Находясь в состоянии оцепенения, я подхожу к первому столу, следуя примеру Эрны, которая шла передо мной.
– Кто вы? – спрашивает немка.
– Полька, – отвечаю я.
Она хмыкает и записывает. Она же не спрашивает, к какой нации я принадлежу, я и не говорю ей, что я еврейка. Все мы здесь еврейки, кроме коммунистки с младенцем. Одежда немки меня озадачивает. Она не из СС. Она просто немка, определенно рейхсдойче[17], но на ней треугольник с номером. Я вдруг понимаю, что она тоже узница.[18]
– Две золотые коронки, – говорит она.
Мысли путаются. Какое дело этим людям до моих зубов?
О боже! Они сейчас снимут коронки, и я останусь уродиной. Я иду ко второму столу и опускаю верхнюю губу, прикрывая зубы и наклоняя голову лишь слегка, чтобы никто не увидел моего золота во рту.
– Снять серьги! – рявкает другая немка.
Я озираюсь по сторонам: на кого это так грубо орут?
– Тебе говорю! А ну снимай серьги, пока я их сама тебе не выдрала!
– Вы мне? – Я ошарашена. Осторожно поднеся пальцы к мочкам, я вдруг осознаю ошибку. Эти сережки подарил мне дедушка Зайде на шестилетие, и они сейчас отблескивают под моими кудрями. Я давно перестала считать их украшениями, они стали частью меня.

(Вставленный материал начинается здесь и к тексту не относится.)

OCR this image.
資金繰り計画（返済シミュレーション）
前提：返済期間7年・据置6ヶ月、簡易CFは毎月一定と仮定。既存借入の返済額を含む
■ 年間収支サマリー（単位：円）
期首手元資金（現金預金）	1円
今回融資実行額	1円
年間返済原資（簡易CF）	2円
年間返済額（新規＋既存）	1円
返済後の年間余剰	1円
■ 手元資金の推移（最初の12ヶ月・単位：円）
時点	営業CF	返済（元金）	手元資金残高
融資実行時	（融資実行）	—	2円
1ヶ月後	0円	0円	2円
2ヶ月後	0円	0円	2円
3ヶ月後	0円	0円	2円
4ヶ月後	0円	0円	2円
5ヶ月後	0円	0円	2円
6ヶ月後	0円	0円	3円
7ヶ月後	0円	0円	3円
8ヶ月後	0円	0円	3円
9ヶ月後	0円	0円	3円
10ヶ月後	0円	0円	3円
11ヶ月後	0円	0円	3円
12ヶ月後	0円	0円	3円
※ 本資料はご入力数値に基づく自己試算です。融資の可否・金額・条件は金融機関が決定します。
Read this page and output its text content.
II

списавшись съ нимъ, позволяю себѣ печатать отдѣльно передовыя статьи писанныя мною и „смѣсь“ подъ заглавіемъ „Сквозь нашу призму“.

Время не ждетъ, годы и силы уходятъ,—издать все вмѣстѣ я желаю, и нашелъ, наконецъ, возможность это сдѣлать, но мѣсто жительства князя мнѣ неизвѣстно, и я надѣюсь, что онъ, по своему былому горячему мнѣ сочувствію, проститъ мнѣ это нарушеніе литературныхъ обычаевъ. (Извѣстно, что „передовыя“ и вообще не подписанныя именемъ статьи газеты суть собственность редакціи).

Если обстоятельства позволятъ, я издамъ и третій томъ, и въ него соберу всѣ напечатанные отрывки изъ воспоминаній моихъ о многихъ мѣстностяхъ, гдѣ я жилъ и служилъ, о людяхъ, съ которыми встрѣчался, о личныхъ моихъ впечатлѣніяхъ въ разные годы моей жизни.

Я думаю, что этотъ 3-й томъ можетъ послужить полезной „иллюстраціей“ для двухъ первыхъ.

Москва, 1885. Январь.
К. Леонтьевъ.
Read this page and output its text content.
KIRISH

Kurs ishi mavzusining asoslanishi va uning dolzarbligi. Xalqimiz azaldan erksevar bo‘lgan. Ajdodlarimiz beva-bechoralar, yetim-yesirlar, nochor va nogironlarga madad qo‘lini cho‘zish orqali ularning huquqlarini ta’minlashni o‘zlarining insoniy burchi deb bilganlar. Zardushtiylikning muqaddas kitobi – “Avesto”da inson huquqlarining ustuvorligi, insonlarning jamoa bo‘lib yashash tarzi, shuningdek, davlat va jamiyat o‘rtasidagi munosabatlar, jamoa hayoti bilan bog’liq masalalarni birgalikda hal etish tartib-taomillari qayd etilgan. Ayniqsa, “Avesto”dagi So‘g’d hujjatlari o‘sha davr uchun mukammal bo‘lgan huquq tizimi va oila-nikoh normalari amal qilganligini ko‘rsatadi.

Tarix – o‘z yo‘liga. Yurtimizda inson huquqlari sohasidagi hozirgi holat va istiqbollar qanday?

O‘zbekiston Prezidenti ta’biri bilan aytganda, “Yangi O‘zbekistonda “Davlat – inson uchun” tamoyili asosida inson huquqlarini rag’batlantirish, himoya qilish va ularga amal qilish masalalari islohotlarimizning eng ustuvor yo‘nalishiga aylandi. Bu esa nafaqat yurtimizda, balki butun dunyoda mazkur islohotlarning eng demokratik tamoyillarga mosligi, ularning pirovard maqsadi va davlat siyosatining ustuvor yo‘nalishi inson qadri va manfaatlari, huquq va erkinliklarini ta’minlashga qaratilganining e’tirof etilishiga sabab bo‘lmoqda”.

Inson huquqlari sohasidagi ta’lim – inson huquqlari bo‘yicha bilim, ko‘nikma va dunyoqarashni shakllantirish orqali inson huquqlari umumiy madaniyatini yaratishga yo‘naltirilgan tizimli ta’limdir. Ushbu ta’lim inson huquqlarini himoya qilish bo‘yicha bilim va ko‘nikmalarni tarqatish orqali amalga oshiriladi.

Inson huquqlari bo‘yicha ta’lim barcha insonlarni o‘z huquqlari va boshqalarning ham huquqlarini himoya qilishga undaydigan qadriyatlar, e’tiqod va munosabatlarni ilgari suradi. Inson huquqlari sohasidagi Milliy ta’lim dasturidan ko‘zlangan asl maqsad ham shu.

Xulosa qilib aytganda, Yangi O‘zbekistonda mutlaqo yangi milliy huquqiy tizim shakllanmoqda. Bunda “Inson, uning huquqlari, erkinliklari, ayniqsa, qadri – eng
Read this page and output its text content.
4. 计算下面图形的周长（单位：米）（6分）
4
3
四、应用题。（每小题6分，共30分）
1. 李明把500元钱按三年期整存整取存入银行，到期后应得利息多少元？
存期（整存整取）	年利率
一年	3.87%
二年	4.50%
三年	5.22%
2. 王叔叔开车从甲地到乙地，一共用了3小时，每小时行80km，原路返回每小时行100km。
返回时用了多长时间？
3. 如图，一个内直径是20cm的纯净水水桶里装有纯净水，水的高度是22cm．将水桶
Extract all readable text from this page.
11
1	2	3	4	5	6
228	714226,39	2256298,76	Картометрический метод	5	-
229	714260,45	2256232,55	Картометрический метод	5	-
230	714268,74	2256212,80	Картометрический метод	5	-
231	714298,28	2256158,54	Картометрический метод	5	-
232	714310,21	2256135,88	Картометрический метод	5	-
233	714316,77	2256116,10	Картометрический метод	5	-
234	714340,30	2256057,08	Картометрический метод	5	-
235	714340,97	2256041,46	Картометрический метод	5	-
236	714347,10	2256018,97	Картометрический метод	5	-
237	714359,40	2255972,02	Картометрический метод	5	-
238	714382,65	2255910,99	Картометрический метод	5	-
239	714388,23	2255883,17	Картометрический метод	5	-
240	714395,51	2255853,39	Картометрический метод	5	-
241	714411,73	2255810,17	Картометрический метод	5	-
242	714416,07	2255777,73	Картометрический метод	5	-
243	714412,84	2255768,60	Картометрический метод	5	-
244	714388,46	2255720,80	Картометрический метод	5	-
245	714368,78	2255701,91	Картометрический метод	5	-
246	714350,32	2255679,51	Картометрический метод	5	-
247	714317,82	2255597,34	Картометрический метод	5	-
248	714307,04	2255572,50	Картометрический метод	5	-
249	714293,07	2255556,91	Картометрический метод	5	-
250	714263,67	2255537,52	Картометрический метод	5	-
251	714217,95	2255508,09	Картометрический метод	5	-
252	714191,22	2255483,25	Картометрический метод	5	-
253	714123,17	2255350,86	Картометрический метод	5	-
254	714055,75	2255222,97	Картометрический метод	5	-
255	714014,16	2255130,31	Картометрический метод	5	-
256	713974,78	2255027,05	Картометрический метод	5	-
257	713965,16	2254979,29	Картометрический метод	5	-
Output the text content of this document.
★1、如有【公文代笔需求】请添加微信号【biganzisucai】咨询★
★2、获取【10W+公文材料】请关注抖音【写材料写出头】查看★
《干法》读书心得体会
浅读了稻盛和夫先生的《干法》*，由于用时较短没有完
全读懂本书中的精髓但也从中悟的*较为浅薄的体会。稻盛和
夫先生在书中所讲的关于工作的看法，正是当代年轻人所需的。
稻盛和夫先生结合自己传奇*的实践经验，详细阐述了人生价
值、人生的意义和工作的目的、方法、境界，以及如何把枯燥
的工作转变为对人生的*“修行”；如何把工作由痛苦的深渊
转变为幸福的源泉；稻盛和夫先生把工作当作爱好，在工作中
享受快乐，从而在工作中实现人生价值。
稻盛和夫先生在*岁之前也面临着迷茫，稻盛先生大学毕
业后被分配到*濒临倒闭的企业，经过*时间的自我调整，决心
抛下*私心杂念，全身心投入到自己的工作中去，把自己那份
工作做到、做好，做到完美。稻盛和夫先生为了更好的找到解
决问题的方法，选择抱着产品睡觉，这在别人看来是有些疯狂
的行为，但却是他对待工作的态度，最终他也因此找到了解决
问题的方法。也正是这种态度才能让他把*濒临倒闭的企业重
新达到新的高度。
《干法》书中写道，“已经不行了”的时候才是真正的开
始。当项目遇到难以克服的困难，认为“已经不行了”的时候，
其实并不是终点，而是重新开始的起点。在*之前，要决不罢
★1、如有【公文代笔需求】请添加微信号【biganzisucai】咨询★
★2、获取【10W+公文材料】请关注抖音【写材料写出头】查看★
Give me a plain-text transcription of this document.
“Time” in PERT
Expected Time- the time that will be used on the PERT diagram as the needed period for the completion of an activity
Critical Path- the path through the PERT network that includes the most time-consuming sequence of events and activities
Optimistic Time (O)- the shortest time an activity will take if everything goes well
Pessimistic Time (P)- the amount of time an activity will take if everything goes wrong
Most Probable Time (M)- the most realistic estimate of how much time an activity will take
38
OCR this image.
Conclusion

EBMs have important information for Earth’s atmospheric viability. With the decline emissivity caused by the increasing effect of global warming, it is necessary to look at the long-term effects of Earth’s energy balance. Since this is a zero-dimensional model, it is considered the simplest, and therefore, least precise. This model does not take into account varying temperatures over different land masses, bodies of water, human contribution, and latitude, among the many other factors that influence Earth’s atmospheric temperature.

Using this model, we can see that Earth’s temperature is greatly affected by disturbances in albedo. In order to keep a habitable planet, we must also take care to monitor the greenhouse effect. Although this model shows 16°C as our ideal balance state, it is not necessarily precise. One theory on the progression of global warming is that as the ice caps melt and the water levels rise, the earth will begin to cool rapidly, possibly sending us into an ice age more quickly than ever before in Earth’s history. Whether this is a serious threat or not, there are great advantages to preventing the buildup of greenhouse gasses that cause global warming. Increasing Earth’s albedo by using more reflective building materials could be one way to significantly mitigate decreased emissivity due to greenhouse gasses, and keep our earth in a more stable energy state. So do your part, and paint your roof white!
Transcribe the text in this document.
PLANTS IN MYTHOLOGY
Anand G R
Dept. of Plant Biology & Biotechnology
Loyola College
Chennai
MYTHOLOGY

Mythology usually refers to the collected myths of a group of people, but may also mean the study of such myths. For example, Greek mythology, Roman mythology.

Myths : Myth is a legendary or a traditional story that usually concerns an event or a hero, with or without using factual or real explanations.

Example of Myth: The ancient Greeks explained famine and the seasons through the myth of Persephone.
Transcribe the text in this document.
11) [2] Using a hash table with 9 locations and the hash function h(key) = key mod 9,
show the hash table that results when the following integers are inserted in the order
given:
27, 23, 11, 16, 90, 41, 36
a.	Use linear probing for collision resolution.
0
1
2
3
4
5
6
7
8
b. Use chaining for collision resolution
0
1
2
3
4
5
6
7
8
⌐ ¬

– Я совсем про них забыла, – быстро отвечаю я и кладу последний остаток моей жизни на холодный стол, откуда их сгребают в ящик, где уже лежит прошлое других людей.
– Раздевайся, одежду оставишь там. – Я еще не успела разгладить свой костюм и прибрать в укромный уголок, где его можно потом найти, как они выхватывают его у меня из рук.
– Raus! Raus!
Нас толкают вперед. Нам никогда раньше не доводилось стоять голыми перед чужими людьми. Мы пытаемся прикрыться руками, смотрим в пол и надеемся, что это защитит нашу стыдливость. Но им наплевать на нашу наготу, они пихают нас к тазу с дезинфекцией.